A successful criminal defense legal malpractice case is the rarest form of the species. Meralla v Goldenberg 2015 NY Slip Op 01873 [126 AD3d 449] March 5, 2015 Appellate Division, First Department has everything that the criminal defendant needs. As the Court of Appeals has repeatedly held, “In order to open the door for even a colorable claim of innocence, criminal defendants must free themselves of the conviction, for the conviction precludes those potential plaintiffs from asserting innocence in a civil suit . . . . Accrual occurs “when the claim becomes enforceable, i.e. when all elements of the tort can be truthfully alleged in the complaint” . . . .

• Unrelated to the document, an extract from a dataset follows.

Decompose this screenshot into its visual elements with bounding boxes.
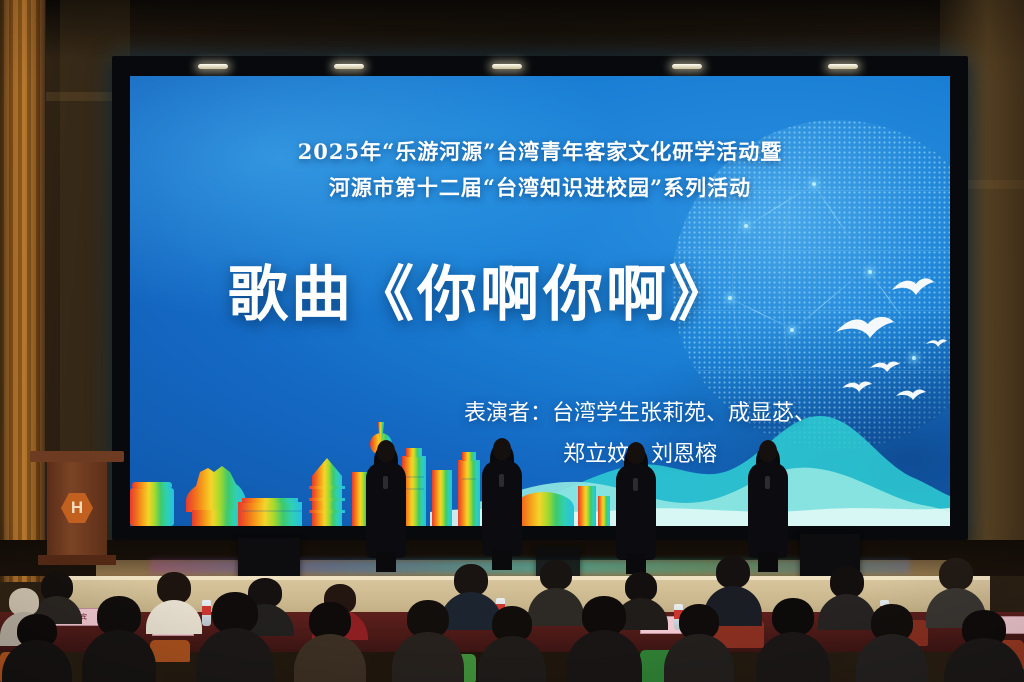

It is only when the criminal proceeding has been terminated without a conviction that a plaintiff can assert innocence or at the very least a colorable claim thereof . . . . [A] criminal legal malpractice plaintiff cannot assert innocence while the criminal charges remain pending. Britt v. Legal Aid Soc’y, Inc., 95 N.Y.2d 443, 447-48, 741 N.E.2d 109, 112, 718 N.Y.S.2d 264, 267 (2000)
“In this legal malpractice action, plaintiff alleges that defendant attorney’s failure to move to sever plaintiff’s criminal trial from that of a codefendant, and to move to exclude certain evidence based on the collateral estoppel effect of a prior trial in which plaintiff was acquitted of a related crime, caused him to be convicted and incarcerated. Plaintiff served more than six years in prison before this Court overturned his conviction based on defendant’s ineffective assistance of counsel (People v Meralla, 228 AD2d 160 [1st Dept 1996], lv denied 88 NY2d 989 [1996]). After the prosecution determined that plaintiff could not be retried, he commenced this action to recover damages against defendant.”
“As this Court held on the appeal overturning plaintiff’s conviction, defendant’s delay in moving to exclude evidence based on collateral estoppel, and failure to seek a severance before the second trial, “amounted to fundamentally flawed, less than meaningful representation” and “substantially impaired the defense” (Meralla, 228 AD2d at 161). Accordingly, drawing all inferences in favor of plaintiff as the nonmoving party (see Ortega v Everest Realty LLC, 84 AD3d 542, 545 [1st Dept 2011]), an issue of fact exists as to whether defendant’s alleged negligence was the proximate cause of plaintiff’s alleged injuries (see Kaminsky v Herrick,[*2]Feinstein LLP, 59 AD3d 1, 9 [1st Dept 2008], lv denied 12 NY3d 715 [2009]). It cannot be said, as a matter of law, that the outcome of the matter would have been substantially the same even if defendant had made the motions before trial and in writing (see id.).”